As to the rent of the year 1892, the court was clearly correct in holding that appellants were not liable to appellees for the rents of 1892. The proof shows that one B. L. Armstrong was appointed a receiver in a suit between J. L. Cocke & Co. et al. v. Nannie E. Botts et al. in a controversy over the property involved in the present suit, and that as such receiver he collected the rents for the year 1892, and, under the orders of the court in that case, paid same over to the parties; one-third being paid to Cocke & Co., and two-thirds to the representative of the appellees here-
The decree of the -Crittenden chancery court in overruling the first and fifth (or last) exceptions to the commissioner’s report is affirmed. As to the second, third and fourth exceptions, what its rulings should have been on these is sufficiently indicated by what we have already said.

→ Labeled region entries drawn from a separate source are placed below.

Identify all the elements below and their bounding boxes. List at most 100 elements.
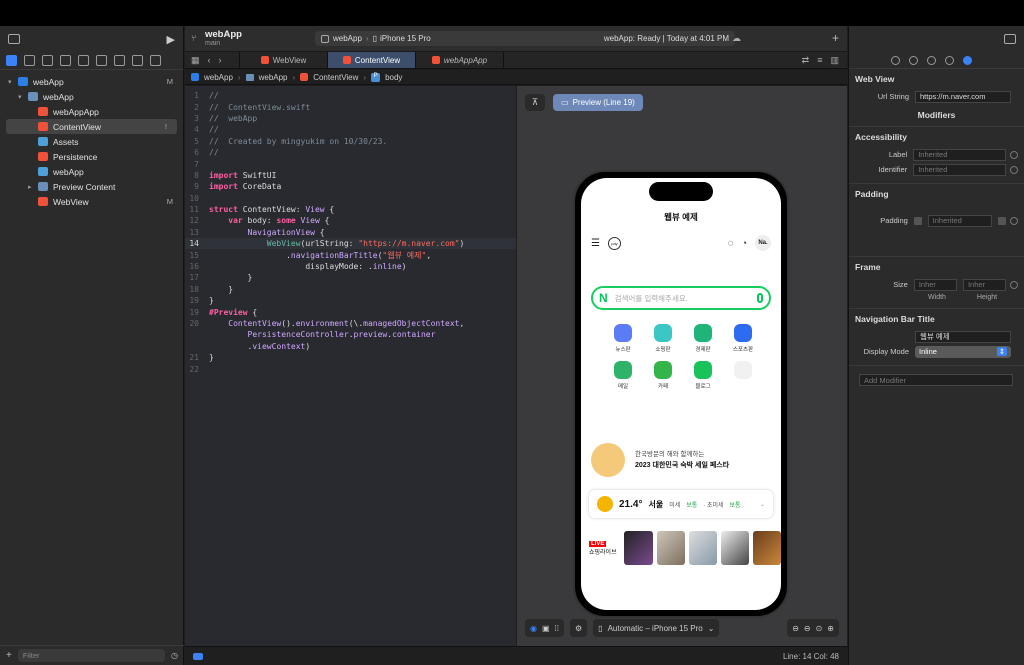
tree-item-project[interactable]: ▾ webApp M <box>0 74 183 89</box>
tree-item-folder[interactable]: ▾ webApp <box>0 89 183 104</box>
pay-icon[interactable]: pay <box>607 236 621 250</box>
source-control-tab-icon[interactable] <box>24 55 35 66</box>
weather-card[interactable]: 21.4° 서울 미세 보통 · 초미세 보통 ⌄ <box>589 490 773 518</box>
tree-item-assets[interactable]: Assets <box>0 134 183 149</box>
breadcrumb-item[interactable]: ContentView <box>313 73 358 82</box>
back-icon[interactable]: ‹ <box>208 55 211 65</box>
reset-dot-icon[interactable] <box>1010 280 1018 289</box>
zoom-out-icon[interactable]: ⊖ <box>804 624 811 633</box>
tree-item-datamodel[interactable]: webApp <box>0 164 183 179</box>
menu-lines-icon[interactable]: ≡ <box>817 55 822 65</box>
service-icon[interactable]: 경제판 <box>683 324 723 353</box>
service-icon[interactable] <box>723 361 763 390</box>
disclosure-open-icon[interactable]: ▾ <box>8 78 18 86</box>
scheme-activity-bar[interactable]: webApp › ▯ iPhone 15 Pro webApp: Ready |… <box>315 31 735 46</box>
split-editor-icon[interactable]: ▥ <box>830 55 839 66</box>
accessibility-inspector-icon[interactable] <box>945 55 954 65</box>
grid-icon[interactable]: ▦ <box>191 55 200 66</box>
inspector-toggle-icon[interactable] <box>1004 34 1016 44</box>
service-icon[interactable]: 카페 <box>643 361 683 390</box>
tab-webview[interactable]: WebView <box>240 52 328 68</box>
tree-item-persistence[interactable]: Persistence <box>0 149 183 164</box>
hamburger-menu-icon[interactable]: ☰ <box>591 238 600 249</box>
tree-item-webappapp[interactable]: webAppApp <box>0 104 183 119</box>
service-icon[interactable]: 메일 <box>603 361 643 390</box>
test-tab-icon[interactable] <box>96 55 107 66</box>
live-thumbnail[interactable] <box>688 531 717 565</box>
scheme-project[interactable]: webApp <box>333 34 362 43</box>
account-button[interactable]: Na. <box>755 235 771 251</box>
mic-icon[interactable] <box>757 293 763 303</box>
accessibility-label-field[interactable]: Inherited <box>913 148 1007 161</box>
bookmark-tab-icon[interactable] <box>42 55 53 66</box>
preview-selector-button[interactable]: ▭ Preview (Line 19) <box>553 94 643 111</box>
padding-leading-checkbox[interactable] <box>913 216 922 225</box>
reset-dot-icon[interactable] <box>1010 165 1018 174</box>
tree-item-webview[interactable]: WebView M <box>0 194 183 209</box>
breadcrumb-item[interactable]: webApp <box>204 73 233 82</box>
refresh-icon[interactable]: ⇄ <box>802 55 810 66</box>
zoom-fit-icon[interactable]: ⊖ <box>792 624 799 633</box>
phone-screen[interactable]: 웹뷰 예제 ☰ pay ◌ ◔ Na. N 검색어를 입력해주세요. 뉴스판 쇼핑… <box>581 178 781 610</box>
bell-icon[interactable]: ◔ <box>742 238 747 248</box>
promo-banner[interactable]: 한국방문의 해와 함께하는 2023 대한민국 숙박 세일 페스타 <box>591 440 771 480</box>
run-button[interactable]: ▶ <box>167 33 175 46</box>
service-icon[interactable]: 쇼핑판 <box>643 324 683 353</box>
filter-input[interactable]: Filter <box>17 649 166 662</box>
disclosure-closed-icon[interactable]: ▸ <box>28 183 38 191</box>
chevron-down-icon[interactable]: ⌄ <box>760 501 765 508</box>
url-string-field[interactable]: https://m.naver.com <box>915 90 1011 103</box>
live-thumbnail[interactable] <box>720 531 749 565</box>
live-thumbnail[interactable] <box>656 531 685 565</box>
file-inspector-icon[interactable] <box>891 55 900 65</box>
pin-icon[interactable]: ⊼ <box>525 94 545 111</box>
tree-item-preview-content[interactable]: ▸ Preview Content <box>0 179 183 194</box>
sidebar-toggle-icon[interactable] <box>8 34 20 44</box>
search-input[interactable]: N 검색어를 입력해주세요. <box>591 286 771 310</box>
zoom-100-icon[interactable]: ⊙ <box>816 624 823 633</box>
padding-value-field[interactable]: Inherited <box>927 214 993 227</box>
disclosure-open-icon[interactable]: ▾ <box>18 93 28 101</box>
add-icon[interactable]: + <box>6 650 12 661</box>
live-mode-icon[interactable]: ◉ <box>530 624 537 633</box>
service-icon[interactable]: 스포츠판 <box>723 324 763 353</box>
recent-filter-icon[interactable]: ◷ <box>171 651 178 660</box>
debug-area-toggle-icon[interactable] <box>193 652 203 660</box>
source-editor[interactable]: 1// 2// ContentView.swift 3// webApp 4//… <box>185 86 516 646</box>
device-picker[interactable]: ▯ Automatic – iPhone 15 Pro ⌄ <box>593 619 720 637</box>
find-tab-icon[interactable] <box>60 55 71 66</box>
select-mode-icon[interactable]: ▣ <box>542 624 550 633</box>
help-inspector-icon[interactable] <box>927 55 936 65</box>
folder-tab-icon[interactable] <box>6 55 17 66</box>
reset-dot-icon[interactable] <box>1010 216 1019 225</box>
history-inspector-icon[interactable] <box>909 55 918 65</box>
service-icon[interactable]: 블로그 <box>683 361 723 390</box>
frame-width-field[interactable]: Inher <box>913 278 957 291</box>
breadcrumb-item[interactable]: webApp <box>259 73 288 82</box>
tab-webappapp[interactable]: webAppApp <box>416 52 504 68</box>
live-thumbnail[interactable] <box>752 531 781 565</box>
scheme-device[interactable]: iPhone 15 Pro <box>380 34 431 43</box>
zoom-in-icon[interactable]: ⊕ <box>827 624 834 633</box>
frame-height-field[interactable]: Inher <box>962 278 1007 291</box>
accessibility-identifier-field[interactable]: Inherited <box>913 163 1007 176</box>
service-icon[interactable]: 뉴스판 <box>603 324 643 353</box>
device-settings-button[interactable]: ⚙ <box>570 619 588 637</box>
attributes-inspector-icon[interactable] <box>963 55 972 65</box>
display-mode-select[interactable]: Inline ⇕ <box>915 345 1011 358</box>
live-thumbnail[interactable] <box>624 531 653 565</box>
tab-contentview[interactable]: ContentView <box>328 52 416 68</box>
breadcrumb-item[interactable]: body <box>385 73 402 82</box>
issue-tab-icon[interactable] <box>78 55 89 66</box>
navbar-title-field[interactable]: 웹뷰 예제 <box>915 330 1011 343</box>
debug-tab-icon[interactable] <box>114 55 125 66</box>
chat-icon[interactable]: ◌ <box>728 238 734 249</box>
forward-icon[interactable]: › <box>219 55 222 65</box>
variants-icon[interactable]: ⁞⁞ <box>555 624 559 633</box>
tree-item-contentview[interactable]: ContentView ! <box>6 119 177 134</box>
padding-trailing-checkbox[interactable] <box>998 216 1007 225</box>
reset-dot-icon[interactable] <box>1010 150 1018 159</box>
report-tab-icon[interactable] <box>150 55 161 66</box>
breakpoint-tab-icon[interactable] <box>132 55 143 66</box>
add-modifier-field[interactable]: Add Modifier <box>859 374 1013 386</box>
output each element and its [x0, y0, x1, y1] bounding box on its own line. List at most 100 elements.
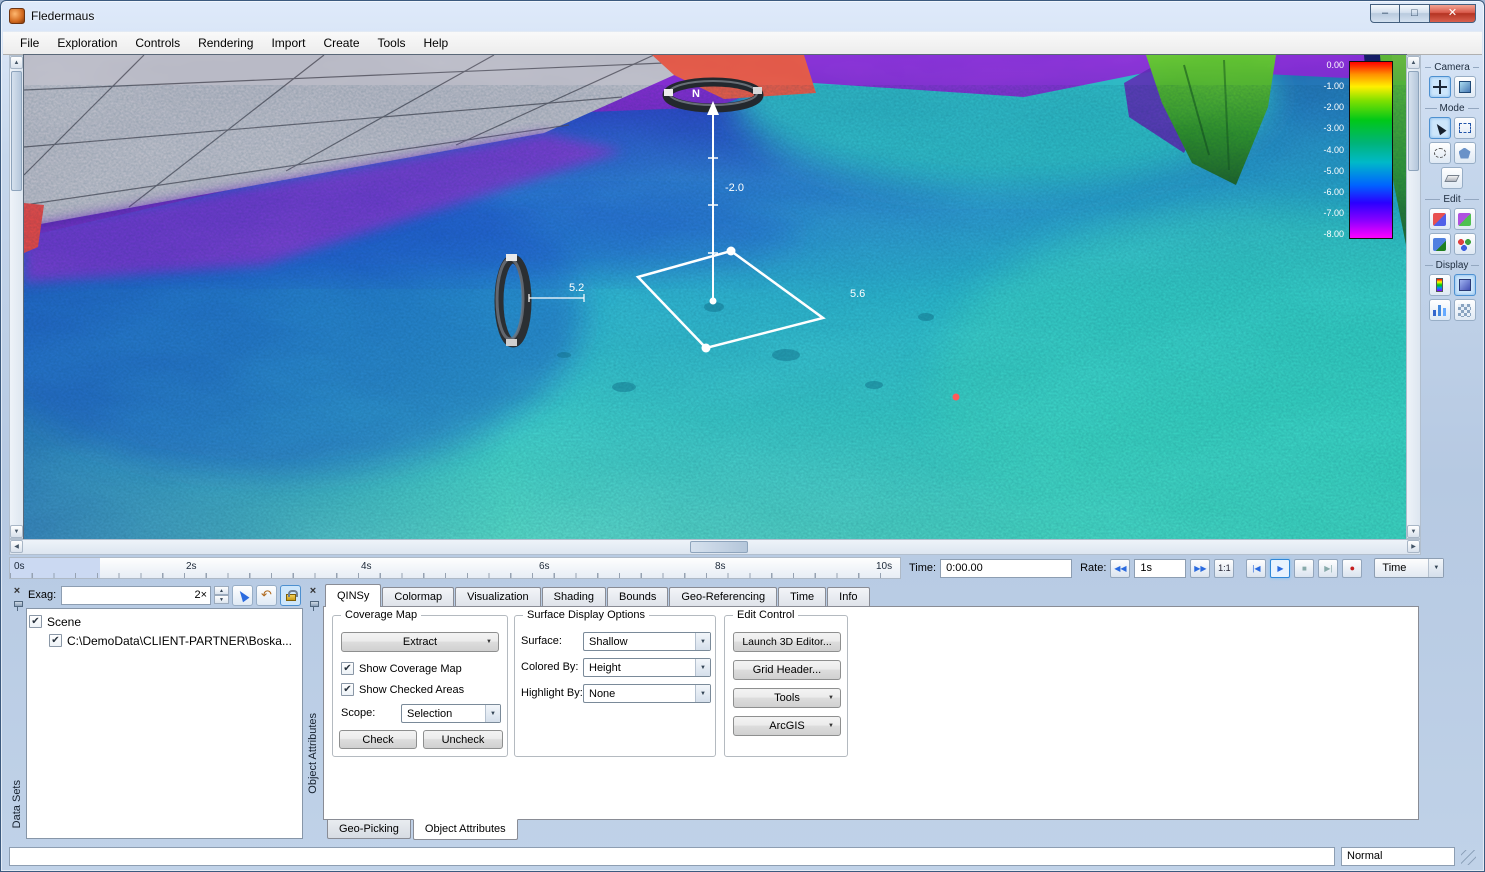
launch-3d-editor-button[interactable]: Launch 3D Editor... — [733, 632, 841, 652]
close-panel-icon[interactable]: × — [310, 586, 316, 596]
rate-slower-button[interactable]: ◀◀ — [1110, 559, 1130, 578]
tab-visualization[interactable]: Visualization — [455, 587, 541, 607]
dataset-label[interactable]: C:\DemoData\CLIENT-PARTNER\Boska... — [67, 634, 292, 648]
scroll-thumb[interactable] — [1408, 71, 1419, 171]
show-checked-areas-row[interactable]: ✔ Show Checked Areas — [341, 683, 464, 696]
exag-stepper[interactable]: ▲ ▼ — [214, 586, 229, 604]
terrain-3d-viewport[interactable]: 5.2 5.6 N -2.0 — [24, 55, 1406, 539]
tools-dropdown-button[interactable]: Tools ▼ — [733, 688, 841, 708]
skip-end-button[interactable]: ▶| — [1318, 559, 1338, 578]
tab-geo-picking[interactable]: Geo-Picking — [327, 820, 411, 839]
polygon-handle[interactable] — [727, 247, 736, 256]
scene-display-button[interactable] — [1454, 274, 1476, 296]
viewport-vscrollbar-right[interactable]: ▲ ▼ — [1406, 55, 1421, 539]
extract-dropdown-button[interactable]: Extract ▼ — [341, 632, 499, 652]
check-button[interactable]: Check — [339, 730, 417, 749]
edit-area-button[interactable] — [1429, 233, 1451, 255]
lock-button[interactable] — [280, 585, 301, 606]
spin-up-icon[interactable]: ▲ — [214, 586, 229, 595]
tab-shading[interactable]: Shading — [542, 587, 606, 607]
menu-tools[interactable]: Tools — [369, 33, 415, 53]
attributes-vertical-tab[interactable]: Object Attributes — [307, 713, 319, 794]
grid-display-button[interactable] — [1454, 299, 1476, 321]
undo-button[interactable]: ↶ — [256, 585, 277, 606]
resize-grip[interactable] — [1461, 850, 1476, 865]
bathymetry-render[interactable]: 5.2 5.6 N -2.0 — [24, 55, 1406, 539]
menu-import[interactable]: Import — [262, 33, 314, 53]
realtime-ratio-button[interactable]: 1:1 — [1214, 559, 1234, 578]
time-display-field[interactable]: 0:00.00 — [940, 559, 1072, 578]
tab-geo-referencing[interactable]: Geo-Referencing — [669, 587, 777, 607]
surface-dropdown[interactable]: Shallow ▼ — [583, 632, 711, 651]
rate-field[interactable]: 1s — [1134, 559, 1186, 578]
tree-row-dataset[interactable]: ✔ C:\DemoData\CLIENT-PARTNER\Boska... — [29, 631, 300, 650]
status-input[interactable] — [9, 847, 1335, 866]
camera-view-button[interactable] — [1454, 76, 1476, 98]
record-button[interactable]: ● — [1342, 559, 1362, 578]
camera-orbit-button[interactable] — [1429, 76, 1451, 98]
scroll-up-icon[interactable]: ▲ — [10, 56, 23, 69]
lasso-select-button[interactable] — [1429, 142, 1451, 164]
scroll-right-icon[interactable]: ▶ — [1407, 540, 1420, 553]
tab-time[interactable]: Time — [778, 587, 826, 607]
rate-faster-button[interactable]: ▶▶ — [1190, 559, 1210, 578]
show-coverage-map-row[interactable]: ✔ Show Coverage Map — [341, 662, 462, 675]
colormap-display-button[interactable] — [1429, 274, 1451, 296]
tab-info[interactable]: Info — [827, 587, 869, 607]
menu-rendering[interactable]: Rendering — [189, 33, 262, 53]
pin-panel-icon[interactable] — [13, 601, 22, 611]
edit-object-button[interactable] — [1429, 208, 1451, 230]
skip-start-button[interactable]: |◀ — [1246, 559, 1266, 578]
tab-bounds[interactable]: Bounds — [607, 587, 668, 607]
viewport-hscrollbar[interactable]: ◀ ▶ — [9, 539, 1421, 555]
viewport-vscrollbar-left[interactable]: ▲ ▼ — [9, 55, 24, 539]
edit-points-button[interactable] — [1454, 233, 1476, 255]
scope-dropdown[interactable]: Selection ▼ — [401, 704, 501, 723]
close-button[interactable]: ✕ — [1430, 4, 1476, 23]
menu-exploration[interactable]: Exploration — [48, 33, 126, 53]
highlight-by-dropdown[interactable]: None ▼ — [583, 684, 711, 703]
polygon-select-button[interactable] — [1454, 142, 1476, 164]
show-checked-checkbox[interactable]: ✔ — [341, 683, 354, 696]
timeline-ruler[interactable]: 0s 2s 4s 6s 8s 10s — [9, 557, 901, 579]
scroll-down-icon[interactable]: ▼ — [10, 525, 23, 538]
uncheck-button[interactable]: Uncheck — [423, 730, 503, 749]
arcgis-dropdown-button[interactable]: ArcGIS ▼ — [733, 716, 841, 736]
scroll-left-icon[interactable]: ◀ — [10, 540, 23, 553]
datasets-vertical-tab[interactable]: Data Sets — [11, 780, 23, 828]
minimize-button[interactable]: – — [1370, 4, 1400, 23]
tree-row-scene[interactable]: ✔ Scene — [29, 612, 300, 631]
scene-checkbox[interactable]: ✔ — [29, 615, 42, 628]
scroll-thumb[interactable] — [690, 541, 748, 553]
dataset-checkbox[interactable]: ✔ — [49, 634, 62, 647]
scroll-down-icon[interactable]: ▼ — [1407, 525, 1420, 538]
menu-create[interactable]: Create — [314, 33, 368, 53]
show-coverage-checkbox[interactable]: ✔ — [341, 662, 354, 675]
menu-controls[interactable]: Controls — [126, 33, 189, 53]
status-mode-field[interactable]: Normal — [1341, 847, 1455, 866]
tab-colormap[interactable]: Colormap — [382, 587, 454, 607]
pin-panel-icon[interactable] — [309, 601, 318, 611]
histogram-display-button[interactable] — [1429, 299, 1451, 321]
maximize-button[interactable]: □ — [1400, 4, 1430, 23]
select-mode-button[interactable] — [1429, 117, 1451, 139]
scroll-up-icon[interactable]: ▲ — [1407, 56, 1420, 69]
flat-view-button[interactable] — [1441, 167, 1463, 189]
edit-surface-button[interactable] — [1454, 208, 1476, 230]
pick-mode-button[interactable] — [232, 585, 253, 606]
time-mode-dropdown[interactable]: Time ▼ — [1374, 558, 1444, 578]
rubber-band-select-button[interactable] — [1454, 117, 1476, 139]
exag-input[interactable]: 2× — [61, 586, 211, 605]
scroll-thumb[interactable] — [11, 71, 22, 191]
scene-root-label[interactable]: Scene — [47, 615, 81, 629]
colored-by-dropdown[interactable]: Height ▼ — [583, 658, 711, 677]
title-bar[interactable]: Fledermaus – □ ✕ — [1, 1, 1484, 31]
spin-down-icon[interactable]: ▼ — [214, 595, 229, 604]
play-button[interactable]: ▶ — [1270, 559, 1290, 578]
stop-button[interactable]: ■ — [1294, 559, 1314, 578]
menu-help[interactable]: Help — [415, 33, 458, 53]
tab-object-attributes[interactable]: Object Attributes — [413, 819, 518, 840]
close-panel-icon[interactable]: × — [14, 586, 20, 596]
menu-file[interactable]: File — [11, 33, 48, 53]
tab-qinsy[interactable]: QINSy — [325, 584, 381, 607]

The decree, in so far as it denies Mrs. Clausen her share of the rents of 1890, and gives Urie rents for 1891, is reversed. Appellants did not set up limitations or laches against the claim for rents. The court should have given a decree for Mrs. Clausen and Urie for two-thirds of the rent of 1890, less two-thirds of $135. Reversed and remanded, with directions to enter a decree in accordance with this opinion.